Electricity And Utility Expense Pass-Throughs Are Common Hiding Places For Overcharges
Summer is here with rising electric use and escalating electric costs. As many corporate tenants struggle to maintain profit margins, significant expense reduction opportunities may lie in a closer examination of utility costs.
Many commercial leases call for tenants to purchase some share of their utilities from the landlord. These building operating expenses are passed through to the tenants using a myriad of billing methodologies and the tenant is separately charged for utilities (electricity, chilled and condenser water, steam, gas, etc.). Inaccurate electric reimbursement calculations can skyrocket already existing costs in the summer months, and with utility prices continually on the rise even a small miscalculation can result in significant losses in operating capital.
Electricity And Utility Expense Pass-Throughs Are Common Hiding Places For Overcharges. How can a commercial tenant protect itself from these impermissible or inflated expenses? Through keeping a careful eye on what and how a landlord passes through expenses to the tenant and building operating costs.
Areas Where Systemic Issues Can Exist Include:
- Sub-Metered Electric: Calculation Errors, Incorrect Rate Application, Improper Metering of Space, Faulty Meters, Exaggerated Profits, and Wholesale/Retail Distortions
- Rent Inclusion (ERIF): Incorrect Rate Applications, Incorrect Base Dates, Improper Pass Throughs of Rate Increase/Decrease, Incorrect Surveys (Overestimated Consumption, Calculation Errors, Improper Equipment Inclusion)

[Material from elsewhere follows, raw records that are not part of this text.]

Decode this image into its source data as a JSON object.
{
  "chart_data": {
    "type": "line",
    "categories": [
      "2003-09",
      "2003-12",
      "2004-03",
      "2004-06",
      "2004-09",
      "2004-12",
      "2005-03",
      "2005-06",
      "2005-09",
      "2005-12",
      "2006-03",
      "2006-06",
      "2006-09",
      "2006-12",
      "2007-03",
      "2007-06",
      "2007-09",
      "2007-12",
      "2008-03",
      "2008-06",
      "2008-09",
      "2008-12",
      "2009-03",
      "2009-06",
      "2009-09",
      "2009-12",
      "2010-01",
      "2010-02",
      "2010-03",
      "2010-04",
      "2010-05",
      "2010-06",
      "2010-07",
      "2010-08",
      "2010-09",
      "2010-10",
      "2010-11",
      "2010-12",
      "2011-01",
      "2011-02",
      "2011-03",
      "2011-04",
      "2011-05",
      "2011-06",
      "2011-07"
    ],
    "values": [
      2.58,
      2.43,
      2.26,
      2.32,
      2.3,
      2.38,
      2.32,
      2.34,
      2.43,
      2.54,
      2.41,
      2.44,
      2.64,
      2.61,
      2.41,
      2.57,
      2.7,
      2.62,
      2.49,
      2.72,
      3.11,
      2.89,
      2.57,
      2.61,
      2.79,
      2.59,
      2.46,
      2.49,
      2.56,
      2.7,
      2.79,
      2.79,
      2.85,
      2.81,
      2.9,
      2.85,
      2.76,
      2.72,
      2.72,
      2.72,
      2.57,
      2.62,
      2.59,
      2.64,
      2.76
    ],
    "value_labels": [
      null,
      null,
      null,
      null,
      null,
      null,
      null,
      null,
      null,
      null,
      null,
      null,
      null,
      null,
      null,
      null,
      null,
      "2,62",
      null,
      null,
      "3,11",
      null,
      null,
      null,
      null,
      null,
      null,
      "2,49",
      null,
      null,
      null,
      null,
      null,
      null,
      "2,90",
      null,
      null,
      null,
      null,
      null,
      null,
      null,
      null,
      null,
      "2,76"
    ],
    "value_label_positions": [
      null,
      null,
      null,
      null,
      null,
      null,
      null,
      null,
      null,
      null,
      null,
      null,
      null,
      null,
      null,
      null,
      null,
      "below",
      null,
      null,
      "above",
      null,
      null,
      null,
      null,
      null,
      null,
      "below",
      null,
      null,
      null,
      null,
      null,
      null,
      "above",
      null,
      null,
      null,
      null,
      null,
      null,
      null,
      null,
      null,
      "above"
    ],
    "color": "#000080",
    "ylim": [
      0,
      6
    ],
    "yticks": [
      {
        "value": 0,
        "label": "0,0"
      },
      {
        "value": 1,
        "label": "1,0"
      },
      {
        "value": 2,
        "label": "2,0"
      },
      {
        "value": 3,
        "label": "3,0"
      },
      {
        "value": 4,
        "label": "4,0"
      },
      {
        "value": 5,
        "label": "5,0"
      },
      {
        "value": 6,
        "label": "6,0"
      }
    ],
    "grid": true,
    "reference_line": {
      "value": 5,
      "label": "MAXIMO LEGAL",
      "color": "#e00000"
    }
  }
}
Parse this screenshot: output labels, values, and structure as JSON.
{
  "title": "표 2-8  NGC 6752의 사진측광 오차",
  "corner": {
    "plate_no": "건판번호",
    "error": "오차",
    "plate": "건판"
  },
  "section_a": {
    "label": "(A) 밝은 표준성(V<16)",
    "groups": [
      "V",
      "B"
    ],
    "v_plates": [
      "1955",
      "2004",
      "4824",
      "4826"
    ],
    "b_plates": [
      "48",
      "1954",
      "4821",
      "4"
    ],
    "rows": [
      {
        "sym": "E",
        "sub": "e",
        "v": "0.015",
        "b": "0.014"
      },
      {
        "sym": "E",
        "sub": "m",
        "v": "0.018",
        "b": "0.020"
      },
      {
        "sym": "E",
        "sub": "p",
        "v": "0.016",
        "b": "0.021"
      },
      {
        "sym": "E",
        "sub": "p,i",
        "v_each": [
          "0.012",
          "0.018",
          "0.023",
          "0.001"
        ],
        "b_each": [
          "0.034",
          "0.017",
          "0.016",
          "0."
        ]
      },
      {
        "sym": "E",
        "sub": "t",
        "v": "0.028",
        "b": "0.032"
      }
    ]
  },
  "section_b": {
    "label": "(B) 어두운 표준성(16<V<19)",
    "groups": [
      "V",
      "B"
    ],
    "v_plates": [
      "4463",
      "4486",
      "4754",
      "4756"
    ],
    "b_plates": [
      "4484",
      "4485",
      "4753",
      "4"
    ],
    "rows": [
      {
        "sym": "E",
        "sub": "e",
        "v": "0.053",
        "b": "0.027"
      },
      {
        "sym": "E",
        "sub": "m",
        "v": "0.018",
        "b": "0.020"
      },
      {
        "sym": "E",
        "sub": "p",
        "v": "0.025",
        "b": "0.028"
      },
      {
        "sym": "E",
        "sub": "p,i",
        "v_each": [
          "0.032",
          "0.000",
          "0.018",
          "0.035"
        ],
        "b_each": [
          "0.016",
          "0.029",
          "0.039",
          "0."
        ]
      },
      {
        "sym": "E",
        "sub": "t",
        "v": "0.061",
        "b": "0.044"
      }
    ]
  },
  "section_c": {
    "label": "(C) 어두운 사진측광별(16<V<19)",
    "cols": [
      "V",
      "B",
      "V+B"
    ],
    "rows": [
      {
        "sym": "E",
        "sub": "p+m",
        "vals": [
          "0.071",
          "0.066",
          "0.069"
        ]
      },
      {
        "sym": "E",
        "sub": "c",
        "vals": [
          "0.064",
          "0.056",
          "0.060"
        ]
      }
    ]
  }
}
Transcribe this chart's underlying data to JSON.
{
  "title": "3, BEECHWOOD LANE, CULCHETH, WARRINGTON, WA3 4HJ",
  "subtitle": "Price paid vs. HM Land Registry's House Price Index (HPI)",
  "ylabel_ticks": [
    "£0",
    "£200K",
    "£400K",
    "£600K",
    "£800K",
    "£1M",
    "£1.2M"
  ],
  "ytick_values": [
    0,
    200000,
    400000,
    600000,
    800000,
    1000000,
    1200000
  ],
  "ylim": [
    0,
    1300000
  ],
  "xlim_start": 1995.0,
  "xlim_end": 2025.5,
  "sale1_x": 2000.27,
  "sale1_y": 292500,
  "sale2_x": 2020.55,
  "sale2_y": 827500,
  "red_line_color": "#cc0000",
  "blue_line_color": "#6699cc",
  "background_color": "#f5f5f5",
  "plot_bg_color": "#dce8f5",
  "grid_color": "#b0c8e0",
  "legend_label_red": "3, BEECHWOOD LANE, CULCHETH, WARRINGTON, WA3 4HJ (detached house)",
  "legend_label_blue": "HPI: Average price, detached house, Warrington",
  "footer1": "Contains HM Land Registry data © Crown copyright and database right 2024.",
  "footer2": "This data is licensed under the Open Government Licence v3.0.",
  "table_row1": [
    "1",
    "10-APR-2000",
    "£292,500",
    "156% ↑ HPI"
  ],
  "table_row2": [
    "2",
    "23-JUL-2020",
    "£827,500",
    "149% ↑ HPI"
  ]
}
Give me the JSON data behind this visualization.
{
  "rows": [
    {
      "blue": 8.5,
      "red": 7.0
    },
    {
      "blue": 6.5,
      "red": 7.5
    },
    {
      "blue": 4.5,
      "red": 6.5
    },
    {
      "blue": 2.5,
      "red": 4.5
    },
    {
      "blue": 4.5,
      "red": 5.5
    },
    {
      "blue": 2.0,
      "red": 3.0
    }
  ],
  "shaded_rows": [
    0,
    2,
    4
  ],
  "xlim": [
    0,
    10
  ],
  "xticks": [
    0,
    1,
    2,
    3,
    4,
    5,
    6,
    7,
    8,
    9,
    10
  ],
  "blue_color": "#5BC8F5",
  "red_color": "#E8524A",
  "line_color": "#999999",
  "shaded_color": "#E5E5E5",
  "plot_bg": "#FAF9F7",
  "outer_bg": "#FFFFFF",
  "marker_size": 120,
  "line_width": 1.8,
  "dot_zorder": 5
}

- Common Area Electric: Improper Allocation between Building and Tenant Electric, Double Billings, Failure to Deduct Reimbursed Costs, Incorrect Tax Applications
- Direct Meter: Misapplied Rates, Billing for Incorrect Meters
HVAC Overcharge Case Study: An international law firm wished to audit its’ North American leasehold expenses. While conducting a compliance review of the firm’s 220,000 square foot, New York City headquarters lease, the audit revealed that the landlord was overcharging the firm in numerous expense categories. One particular expense area was in the substantial overtime HVAC usage the firm’s international practice required. The tenant’s lease stipulated that overtime HVAC be charged to the firm at the landlord’s actual cost plus ten percent (10%). The landlord, however, was inflating that actual cost by what CTS later discovered to be some four hundred percent (400%). Compounding the overcharge, the landlord was then failing to back out this tenant specific expense from the building operating expenses, so the firm was paying for the same expense twice.
Financial Impact: The overtime HVAC/electric overcharges to the firm across the previous five years totaled some $840,000, with additional and continued cost avoidance benefits.
Overcharges can hide in virtually any expense category, and some of the most overlooked overcharges reside in electricity and utility expenses. When choosing cost containment solutions partner, it is critical to ensure that the prospective partner firm bring all necessary skill sets to the table – including electric and utility audit expertise.